¿Quién teme a Jerusalén? ¿Quién teme que la milenaria capital judía sea hoy proclamada capital de los israelíes? Cada vez que hemos de preguntarnos por lo obvio es que algo funciona mal. Y que no osamos siquiera decir su nombre: miedo.
Lo primero es establecer los datos. Cualquier análisis puede sólo venir luego. En cuanto a las valoraciones, poco cabe decir. No hay, por definición, valoración que escape a lo arbitrario. Todos las tenemos. Pero mejor guardarlas. Valorar, en política, sólo conduce a engañarse. Autoengañarse, en la hipótesis más benevolente.
El dato.
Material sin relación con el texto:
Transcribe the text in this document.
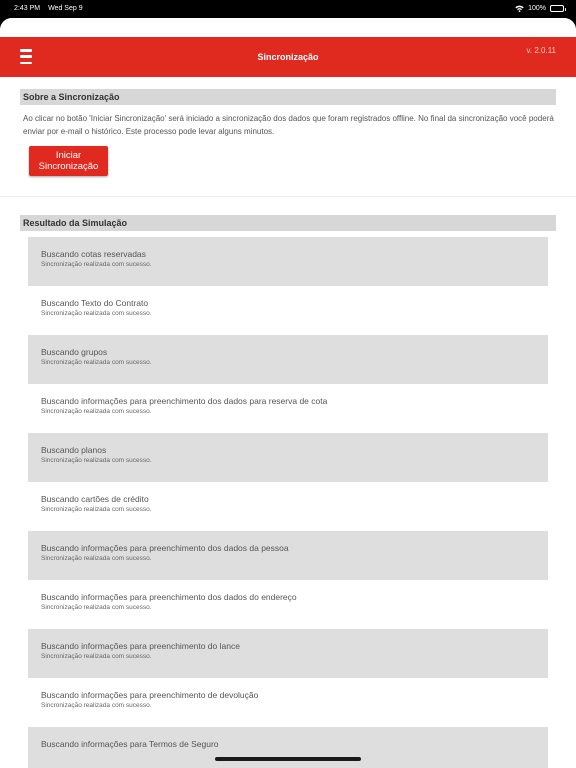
2:43 PM Wed Sep 9	100%
Sincronização
v. 2.0.11
Sobre a Sincronização

Ao clicar no botão 'Iniciar Sincronização' será iniciado a sincronização dos dados que foram registrados offline. No final da sincronização você poderá enviar por e-mail o histórico. Este processo pode levar alguns minutos.

Iniciar Sincronização
Resultado da Simulação
Buscando cotas reservadas
Sincronização realizada com sucesso.
Buscando Texto do Contrato
Sincronização realizada com sucesso.
Buscando grupos
Sincronização realizada com sucesso.
Buscando informações para preenchimento dos dados para reserva de cota
Sincronização realizada com sucesso.
Buscando planos
Sincronização realizada com sucesso.
Buscando cartões de crédito
Sincronização realizada com sucesso.
Buscando informações para preenchimento dos dados da pessoa
Sincronização realizada com sucesso.
Buscando informações para preenchimento dos dados do endereço
Sincronização realizada com sucesso.
Buscando informações para preenchimento do lance
Sincronização realizada com sucesso.
Buscando informações para preenchimento de devolução
Sincronização realizada com sucesso.
Buscando informações para Termos de Seguro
No es Trump. Es el Congreso americano quien decide, en 1995, aprobar la ley que fija Jerusalén como lugar para la Embajada en Israel de los Estados Unidos. Desde esa fecha, el mantenimiento de la legación en Tel Aviv es transitorio, a la espera de que el Ejecutivo proceda a dar eficacia al mandato del legislativo. La transitoriedad ha durado 22 años. Demasiados. Pero eso no resta un átomo de vigencia a la decisión parlamentaria. Trump da realidad ahora a lo que tres presidentes no han tenido el coraje de ejecutar. Esa es la única novedad y a eso se reducen los datos. No hay innovación ni legal ni política. Hay el fin de una dilación de legitimidad dudosa.
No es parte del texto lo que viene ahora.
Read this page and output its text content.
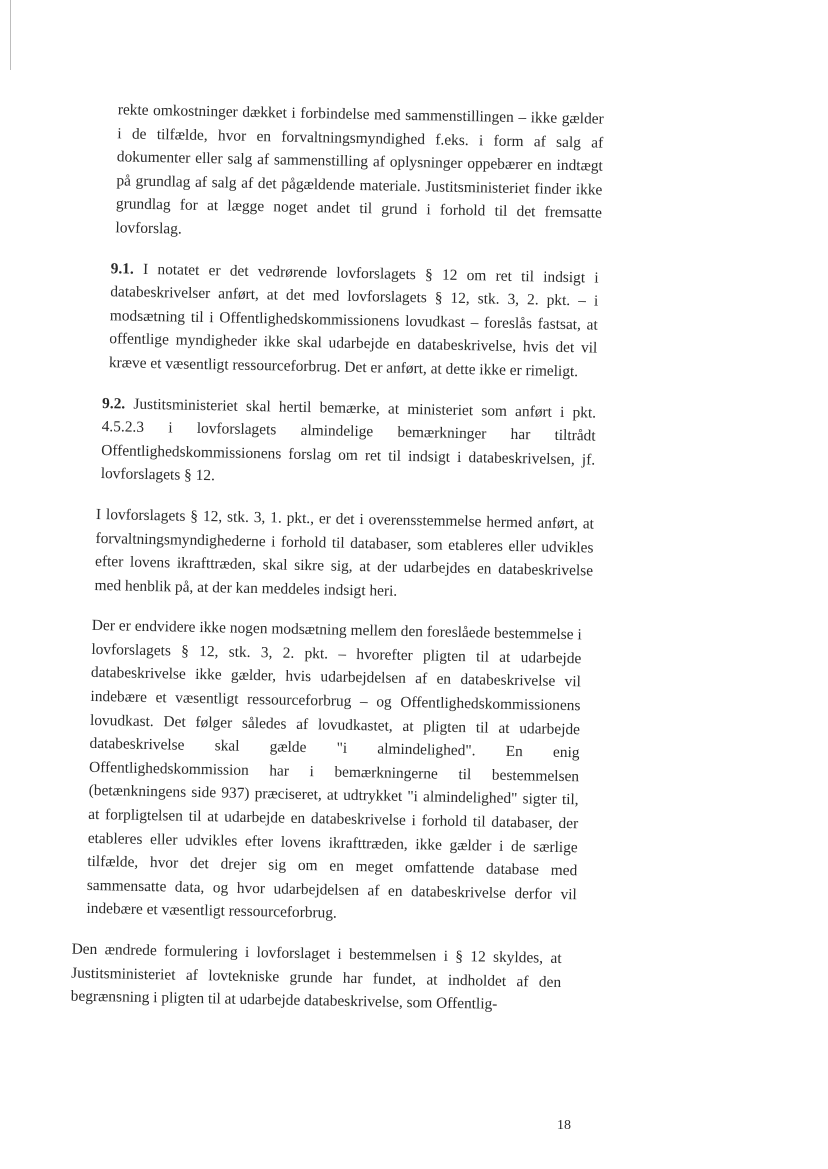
rekte omkostninger dækket i forbindelse med sammenstillingen – ikke gælder i de tilfælde, hvor en forvaltningsmyndighed f.eks. i form af salg af dokumenter eller salg af sammenstilling af oplysninger oppebærer en indtægt på grundlag af salg af det pågældende materiale. Justitsministeriet finder ikke grundlag for at lægge noget andet til grund i forhold til det fremsatte lovforslag.

9.1. I notatet er det vedrørende lovforslagets § 12 om ret til indsigt i databeskrivelser anført, at det med lovforslagets § 12, stk. 3, 2. pkt. – i modsætning til i Offentlighedskommissionens lovudkast – foreslås fastsat, at offentlige myndigheder ikke skal udarbejde en databeskrivelse, hvis det vil kræve et væsentligt ressourceforbrug. Det er anført, at dette ikke er rimeligt.

9.2. Justitsministeriet skal hertil bemærke, at ministeriet som anført i pkt. 4.5.2.3 i lovforslagets almindelige bemærkninger har tiltrådt Offentlighedskommissionens forslag om ret til indsigt i databeskrivelsen, jf. lovforslagets § 12.

I lovforslagets § 12, stk. 3, 1. pkt., er det i overensstemmelse hermed anført, at forvaltningsmyndighederne i forhold til databaser, som etableres eller udvikles efter lovens ikrafttræden, skal sikre sig, at der udarbejdes en databeskrivelse med henblik på, at der kan meddeles indsigt heri.

Der er endvidere ikke nogen modsætning mellem den foreslåede bestemmelse i lovforslagets § 12, stk. 3, 2. pkt. – hvorefter pligten til at udarbejde databeskrivelse ikke gælder, hvis udarbejdelsen af en databeskrivelse vil indebære et væsentligt ressourceforbrug – og Offentlighedskommissionens lovudkast. Det følger således af lovudkastet, at pligten til at udarbejde databeskrivelse skal gælde "i almindelighed". En enig Offentlighedskommission har i bemærkningerne til bestemmelsen (betænkningens side 937) præciseret, at udtrykket "i almindelighed" sigter til, at forpligtelsen til at udarbejde en databeskrivelse i forhold til databaser, der etableres eller udvikles efter lovens ikrafttræden, ikke gælder i de særlige tilfælde, hvor det drejer sig om en meget omfattende database med sammensatte data, og hvor udarbejdelsen af en databeskrivelse derfor vil indebære et væsentligt ressourceforbrug.

Den ændrede formulering i lovforslaget i bestemmelsen i § 12 skyldes, at Justitsministeriet af lovtekniske grunde har fundet, at indholdet af den begrænsning i pligten til at udarbejde databeskrivelse, som Offentlig-

18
Ni un solo factor histórico o político puede cuestionar lo obvio. Que Jerusalén es la capital de Israel. Que lo ha sido siempre. Incluso durante los casi dos mil años a lo largo de los cuales Israel no ha existido más que en las almas de sus hijos y en sus textos. Más entonces que nunca. Y, al cabo, puede que aún más que el retorno a Israel haya sido el retorno a Jerusalén lo que haya movido a la perseverancia de un pueblo que cifró en las piedras del muro del Templo su identidad más pura. Y al que quizá nada haya conmovido tanto, en esos largos siglos de destierro, cuanto la evocación del Salmo 137: «Junto a los ríos de Babilonia, allí nos sentábamos y llorábamos al acordarnos de Sión. De los sauces de allí colgamos nuestras cítaras, aunque nuestros carceleros nos pedían cantos y nuestros capataces alegría: «¡cantad algún canto de Sión!’ ¿Cómo hemos de cantar el canto de Yahveh sobre suelo extranjero? Jerusalén, si yo te olvido, olvídese de mí mi mano diestra. Pégueseme la lengua al paladar, Jerusalén, si no te recordare, si a Jerusalén no alzara por cima de mi alegría…»
No hay obstáculo histórico. No lo hay político. Ni siquiera coartada. Jerusalén, aún más que su capital, es Israel. Y, aún más que una ciudad, es el pueblo judío: su símbolo y su arquetipo. Y es también el paradigma de la única sociedad libre y democrática en el Cercano Oriente: la que, tras la guerra de los Seis Días tiene la generosidad, inconcebible en cualquier otro horizonte, de ceder al enemigo vencido la administración del corazón más sensible de la ciudad: la explanada del Templo. Puede que fuera, en lo político, un error catastrófico de Moshe Dayan tras liberar la Ciudad Santa. Pero, en aquel desapego que llevó a Israel a ceder a las autoridades musulmanas la adminis tración plena de ese lugar sagrado resuena lo más noble del respeto europeo hacia todas las religiones: aun hacia las más bárbaras. Y es que Israel es lo que queda de Europa. Cuando Europa se extingue.
¿Hay algún otro tipo de motivos para que Europa vea con malevolencia ese acta de realidad que pone en Jerusalén la capital judía? Sí. Pero da vergüenza decirlo. Se llama miedo al chantaje terrorista: a la OLP hace años, al yihadismo ahora. Y eso es Europa: su miedo.
Yerushalayin la capital eterna de Yisrael!